At one point, I was diligent about counting daily expenses and organizing everything so I could see where I spent too much and where I could cut.
Then I realized: tracking where money goes doesn’t fix how much comes in. So I dropped the habit for months.
Don’t get me wrong, counting daily expenses is still a good discipline exercise. But after letting things run wild for a while, I felt the need to do a proper audit. And to help Future Me remember, I’m putting real-ish numbers here.
The problem with tracking expenses is it’s easy to get lost in the noise. So I made a simple framework to bucket everything. I call it FLOW.
The FLOW Framework
I group my expenses into four buckets:
- Fixed: subscriptions, memberships
- Living: daily necessities, rent, food, transport, bills
- Others: family support, gifts, charity, anything else
- Wealth: investing, saving, skill acquisition
All numbers below are monthly estimates.
Fixed: $182-202
- Cloud servers: $30
- AI subs (Cursor, Claude, ChatGPT): $80
- Pay-as-you-go AI: $20-40
- Notion: $10
- Cloud storage: $10
- Monthly games membership: $20
- Insurance: $10
- Spotify: $2 (not that $2 is gonna do anything lol)
Living: $280
- Rent: $50
- Daily necessities: $30
- Food: $100
- Bills: $50
- Transport: $50
Others: $100-300
Hypothetically (for obvious reasons), this sits loosely in that range.
Wealth: $300
This one’s hard to count because I’ve switched to a “pay myself first” habit. Income goes here first instead of whatever’s leftover.
I don’t mentally treat this as spending. It’s allocation I’d rather not touch.
Total Outflow
Counting Fixed + Living + Others as money actually leaving:
$562-782 per month.
Which is wild because in my head I thought I was doing “modestly” at around $300/month. It literally doubled. lmao.
Now, What?
Counting doesn’t magically fix anything. But it stops you from lying to yourself. Annie Duke calls this “resulting” in Thinking in Bets: we judge decisions by outcomes and forget the actual inputs. I thought I was spending $300/month. I wasn’t even close. The audit didn’t change my spending, but it killed the delusion.
Of course, raw numbers don’t mean much without context.
I asked the boys about their monthly expenses too. Answers ranged from $200-800. The spread sounds wide, but it’s almost entirely explained by two variables: where they live and how many people they support.
A Few Things I Learned
Pareto shows up in spending too. A small set of things drives most of the burn. Living alone is 45% of my outflow. Fixed is another 31%. Those two explain most of it.
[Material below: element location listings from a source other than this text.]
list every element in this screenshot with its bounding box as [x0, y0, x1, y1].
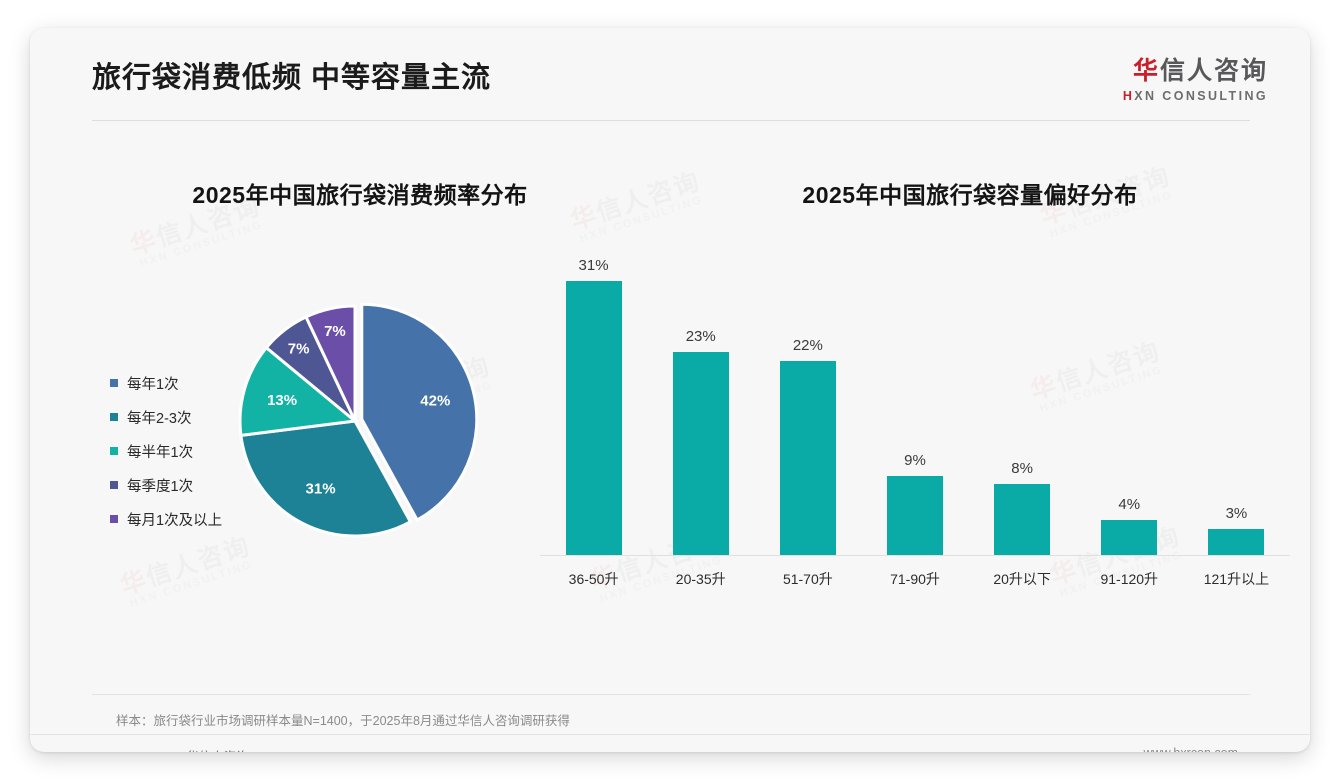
pie-chart-graphic: 42%31%13%7%7% — [215, 271, 495, 571]
legend-swatch-icon — [110, 379, 118, 387]
footer-divider — [30, 734, 1310, 735]
brand-logo: 华信人咨询 HXN CONSULTING — [1123, 58, 1268, 103]
logo-en-accent: H — [1123, 89, 1134, 103]
legend-item[interactable]: 每半年1次 — [110, 434, 222, 468]
logo-en-rest: XN CONSULTING — [1134, 89, 1268, 103]
pie-svg: 42%31%13%7%7% — [215, 271, 495, 571]
bar-x-label: 51-70升 — [754, 569, 861, 589]
bar-slot: 9%71-90升 — [861, 255, 968, 555]
pie-chart-title: 2025年中国旅行袋消费频率分布 — [80, 176, 640, 210]
legend-swatch-icon — [110, 413, 118, 421]
bar-chart-plot: 31%36-50升23%20-35升22%51-70升9%71-90升8%20升… — [530, 246, 1290, 596]
bar-x-label: 20-35升 — [647, 569, 754, 589]
bar-slot: 23%20-35升 — [647, 255, 754, 555]
bar-slot: 3%121升以上 — [1183, 255, 1290, 555]
pie-slice-label: 42% — [420, 392, 450, 409]
bar-value-label: 9% — [904, 452, 926, 469]
bar-rect[interactable] — [566, 281, 622, 555]
legend-swatch-icon — [110, 481, 118, 489]
slide-card: 华信人咨询 HXN CONSULTING 华信人咨询 HXN CONSULTIN… — [30, 28, 1310, 752]
pie-slice-label: 13% — [267, 392, 297, 409]
bar-chart-panel: 2025年中国旅行袋容量偏好分布 31%36-50升23%20-35升22%51… — [670, 176, 1290, 646]
legend-swatch-icon — [110, 447, 118, 455]
slide-header: 旅行袋消费低频 中等容量主流 华信人咨询 HXN CONSULTING — [30, 28, 1310, 120]
pie-legend: 每年1次 每年2-3次 每半年1次 每季度1次 每月1次及以上 — [110, 366, 222, 536]
pie-slice-label: 7% — [288, 340, 310, 357]
bar-x-label: 20升以下 — [969, 569, 1076, 589]
logo-cn-accent: 华 — [1133, 57, 1160, 85]
legend-item[interactable]: 每年1次 — [110, 366, 222, 400]
bar-slot: 4%91-120升 — [1076, 255, 1183, 555]
footnote-text: 样本：旅行袋行业市场调研样本量N=1400，于2025年8月通过华信人咨询调研获… — [116, 710, 570, 729]
bar-rect[interactable] — [887, 476, 943, 555]
bar-chart-title: 2025年中国旅行袋容量偏好分布 — [670, 176, 1270, 210]
bar-series: 31%36-50升23%20-35升22%51-70升9%71-90升8%20升… — [540, 255, 1290, 555]
footnote-divider — [92, 694, 1250, 695]
bar-value-label: 3% — [1226, 505, 1248, 522]
bar-rect[interactable] — [1101, 520, 1157, 555]
bar-value-label: 22% — [793, 337, 823, 354]
header-divider — [92, 120, 1250, 121]
bar-rect[interactable] — [1208, 529, 1264, 555]
bar-rect[interactable] — [673, 352, 729, 555]
bar-x-label: 36-50升 — [540, 569, 647, 589]
page-title: 旅行袋消费低频 中等容量主流 — [92, 54, 491, 96]
bar-rect[interactable] — [994, 484, 1050, 555]
bar-x-label: 71-90升 — [861, 569, 968, 589]
legend-item[interactable]: 每季度1次 — [110, 468, 222, 502]
legend-item[interactable]: 每年2-3次 — [110, 400, 222, 434]
copyright-text: ©2025.10 HXR华信人咨询 — [102, 746, 249, 752]
legend-label: 每季度1次 — [127, 475, 193, 496]
legend-label: 每年1次 — [127, 373, 179, 394]
bar-x-label: 121升以上 — [1183, 569, 1290, 589]
bar-x-label: 91-120升 — [1076, 569, 1183, 589]
website-link[interactable]: www.hxrcon.com — [1144, 746, 1238, 752]
bar-value-label: 23% — [686, 328, 716, 345]
logo-cn-rest: 信人咨询 — [1160, 57, 1268, 85]
bar-slot: 22%51-70升 — [754, 255, 861, 555]
bar-slot: 8%20升以下 — [969, 255, 1076, 555]
legend-label: 每月1次及以上 — [127, 509, 222, 530]
legend-item[interactable]: 每月1次及以上 — [110, 502, 222, 536]
pie-slice-label: 31% — [306, 481, 336, 498]
pie-slice-label: 7% — [324, 323, 346, 340]
legend-label: 每年2-3次 — [127, 407, 191, 428]
legend-label: 每半年1次 — [127, 441, 193, 462]
bar-value-label: 31% — [579, 257, 609, 274]
bar-axis-line — [540, 555, 1290, 556]
legend-swatch-icon — [110, 515, 118, 523]
bar-rect[interactable] — [780, 361, 836, 555]
bar-value-label: 8% — [1011, 460, 1033, 477]
bar-slot: 31%36-50升 — [540, 255, 647, 555]
bar-value-label: 4% — [1118, 496, 1140, 513]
Location and dependents create huge skew. Bigger city, more people to support, expenses scale linearly.
Some people can yolo and be fine, as long as their safety net is real: insurance, emergency fund, stable-ish income.
Transportation eats more than you think, especially owning a car once you count maintenance, insurance, gas, depreciation, and repairs. For me, Grab/Gojek still wins economically and logistically.
What I Can Actually Slash (Now)
Living, Others, Wealth… I don’t want to touch those for now.
But Fixed is the obvious target:
- Keep Claude (main vibe-coding partner)
- Keep ChatGPT (heavy work usage)
- Cut anything redundant
- Most importantly: no pay-as-you-go creep
I’m just trying to stop the silent leaks, that’s all.
Ending
This post is an audit. And like any audit, it’s a snapshot, not a solution. The value isn’t in the numbers themselves. It’s in killing the gap between what I think I spend and what I actually spend.
I’ll keep doing these FLOW check-ins once in a while. Especially watching the fixed stuff. These are small enough to ignore, but big enough to compound.
But outflow optimization only gets you so far. Cutting $50 here and there is fine, but the actual game is on the other side of the equation…
…which is the inflow.
Yeah. That’s still where the real leverage is.